I met David Gauke a few years back when our sons were on opposite sides in a rugby match. I was impressed that he recalled our touchline conversation when we talked briefly again this January at a Sentencing Council seminar. He told the seminar that whatever else it might do, there was an arithmetical imperative his Sentencing Review’s recommendations should effect a sustained reduction in demand for prison places to prevent continuing recourse to the emergency measures we’ve seen over the last couple of years.

His wide ranging and largely welcome report is more a review of the execution of sentences than it is of sentencing. It says little about addressing the rampant sentence inflation which the first part of the review identified as the cause of the capacity crisis.

But it does contain important proposals which are estimated to result in a fall in the prison population of 9,800 places. Unfortunately, the report lacks the kind of detailed cost benefit analysis that generally accompanies legislation in the form of an Impact Assessment signed off by ministers. That’s a shame, particularly as the Lord Chancellor’s rejection of some of Gauke’s proposals will undoubtedly bring the 9,800 figure down. But by how much it’s hard to say.  

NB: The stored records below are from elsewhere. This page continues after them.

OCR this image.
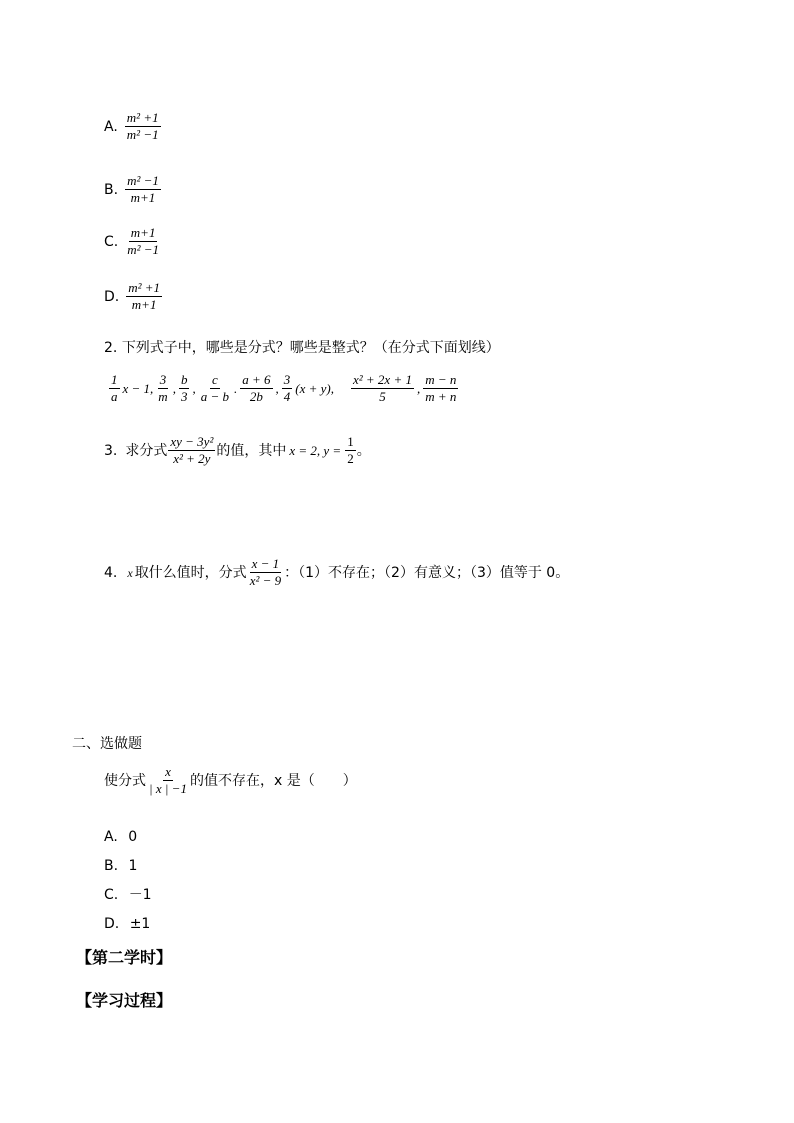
A. $\frac{\text{m² +1}}{\text{m² −1}}$
B. $\frac{\text{m² −1}}{m+1}$
C. $\frac{m+1}{\text{m² −1}}$
D. $\frac{\text{m² +1}}{m+1}$
2. 下列式子中，哪些是分式？哪些是整式？（在分式下面划线）
$\frac{1}{a}$ x − 1, $\frac{3}{m}$ , $\frac{b}{3}$ , $\frac{c}{a - b}$ . $\frac{a + 6}{2b}$ , $\frac{3}{4} (x + y)$, $\frac{\text{x² + 2x + 1}}{5}$ , $\frac{m - n}{m + n}$
3. 求分式 $\frac{\text{xy − 3y²}}{\text{x² + 2y}}$ 的值，其中 x = 2, $y = \frac{1}{2}$ 。
4. x 取什么值时，分式 $\frac{x - 1}{\text{x² − 9}}$ ：（1）不存在；（2）有意义；（3）值等于 0。
二、选做题
使分式 $\frac{x}{| x | -1}$ 的值不存在，x 是（　　）
A. 0
B. 1
C. －1
D. ±1
【第二学时】
【学习过程】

Take the proposal that short custodial sentences are used only in exceptional circumstances. Gauke reckons this will save 2,000 places. But a similar measure proposed by the last government in 2023 was estimated to save between only 200 and 1,000 places. The Lord Chancellor has described the Gauke scheme as “a presumption against custodial sentences of less than a year – in favour of tough community sentences.” The 2023 version involved a duty to suspend a prison sentence- a subtle but important distinction which may account for the difference in the assessments.  But without the detailed workings it’s impossible to say.

A larger reduction in prison places is expected from Gauke’s early release proposals. Unfortunately, the Lord Chancellor hasn’t accepted them in their entirety. For those serving Standard Determinate Sentences (SDS), Government plans to ditch an upper limit to the proportion of the sentence they serve in prison will eat into the 4,100 places that would be saved. Gauke wanted the more dangerous prisoners serving Extended Sentences to be able to earn a Parole hearing at the halfway point of their sentence. MoJ says no and they’ll have to continue to wait until two thirds has passed. So the 600 places that would have been saved presumably won’t be.

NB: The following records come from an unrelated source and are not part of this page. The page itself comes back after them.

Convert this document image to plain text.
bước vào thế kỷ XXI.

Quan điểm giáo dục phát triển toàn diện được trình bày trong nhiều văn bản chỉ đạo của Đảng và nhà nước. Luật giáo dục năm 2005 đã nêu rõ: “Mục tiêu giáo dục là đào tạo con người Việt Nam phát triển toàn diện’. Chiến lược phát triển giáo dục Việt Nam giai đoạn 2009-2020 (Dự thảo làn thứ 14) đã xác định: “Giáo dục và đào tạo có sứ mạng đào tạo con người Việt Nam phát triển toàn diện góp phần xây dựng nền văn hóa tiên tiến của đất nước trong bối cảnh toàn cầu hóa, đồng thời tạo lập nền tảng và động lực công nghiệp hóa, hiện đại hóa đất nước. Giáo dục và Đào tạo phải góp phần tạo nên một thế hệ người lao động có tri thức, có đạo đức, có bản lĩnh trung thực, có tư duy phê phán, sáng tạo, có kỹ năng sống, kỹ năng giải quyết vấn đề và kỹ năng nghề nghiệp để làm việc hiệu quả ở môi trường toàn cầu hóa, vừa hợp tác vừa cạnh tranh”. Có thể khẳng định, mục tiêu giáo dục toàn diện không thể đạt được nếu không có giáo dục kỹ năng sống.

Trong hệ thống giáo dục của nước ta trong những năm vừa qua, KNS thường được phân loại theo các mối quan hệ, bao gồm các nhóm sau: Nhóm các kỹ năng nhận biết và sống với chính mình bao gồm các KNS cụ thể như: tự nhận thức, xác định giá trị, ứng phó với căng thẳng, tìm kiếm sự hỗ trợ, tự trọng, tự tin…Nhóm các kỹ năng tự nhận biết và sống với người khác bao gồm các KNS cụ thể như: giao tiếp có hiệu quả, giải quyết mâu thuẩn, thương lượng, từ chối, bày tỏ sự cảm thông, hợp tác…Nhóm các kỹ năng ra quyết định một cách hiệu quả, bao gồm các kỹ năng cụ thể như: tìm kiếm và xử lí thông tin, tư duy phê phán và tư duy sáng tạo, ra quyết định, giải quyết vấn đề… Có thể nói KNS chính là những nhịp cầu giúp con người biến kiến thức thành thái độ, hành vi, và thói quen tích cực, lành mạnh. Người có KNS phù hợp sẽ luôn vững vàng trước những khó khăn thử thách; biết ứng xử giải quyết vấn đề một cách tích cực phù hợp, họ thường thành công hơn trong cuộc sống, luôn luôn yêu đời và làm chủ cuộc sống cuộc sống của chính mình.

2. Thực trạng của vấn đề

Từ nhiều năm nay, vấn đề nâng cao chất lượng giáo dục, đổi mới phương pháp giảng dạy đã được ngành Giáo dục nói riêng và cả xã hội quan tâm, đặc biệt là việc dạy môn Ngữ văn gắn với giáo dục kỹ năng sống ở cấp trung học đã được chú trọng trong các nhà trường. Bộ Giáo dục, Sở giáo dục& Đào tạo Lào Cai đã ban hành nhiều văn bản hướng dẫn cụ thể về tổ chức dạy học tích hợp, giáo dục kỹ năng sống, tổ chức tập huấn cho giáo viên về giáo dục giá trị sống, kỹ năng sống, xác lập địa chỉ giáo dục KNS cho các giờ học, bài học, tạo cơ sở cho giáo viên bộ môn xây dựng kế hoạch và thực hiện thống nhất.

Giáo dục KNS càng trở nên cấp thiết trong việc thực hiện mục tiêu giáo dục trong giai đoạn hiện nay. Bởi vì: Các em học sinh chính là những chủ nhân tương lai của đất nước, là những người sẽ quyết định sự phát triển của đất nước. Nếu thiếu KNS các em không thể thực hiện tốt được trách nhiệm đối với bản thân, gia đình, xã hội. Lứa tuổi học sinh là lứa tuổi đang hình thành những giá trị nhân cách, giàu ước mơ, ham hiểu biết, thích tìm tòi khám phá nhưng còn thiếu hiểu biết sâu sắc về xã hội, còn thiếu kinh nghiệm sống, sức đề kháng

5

The government say they’ll “introduce a tougher adjudication regime so that bad behaviour in prisons is properly punished”. Under the earned release scheme, offences against discipline, such as engaging in any threatening, abusive or violent behaviour, or possessing unauthorised articles would result in the offender’s release point being pushed back. It’s not clear that the Review team took a tougher disciplinary regime into account when assessing the numbers of SDS prisoners who’ll qualify for release at the earliest point.

The Lord Chancellor told Parliament today that as things stand, they’ll be short of 9,500 places by 2028. Gauke’s certainly had a try at bridging the gap. But can it be converted?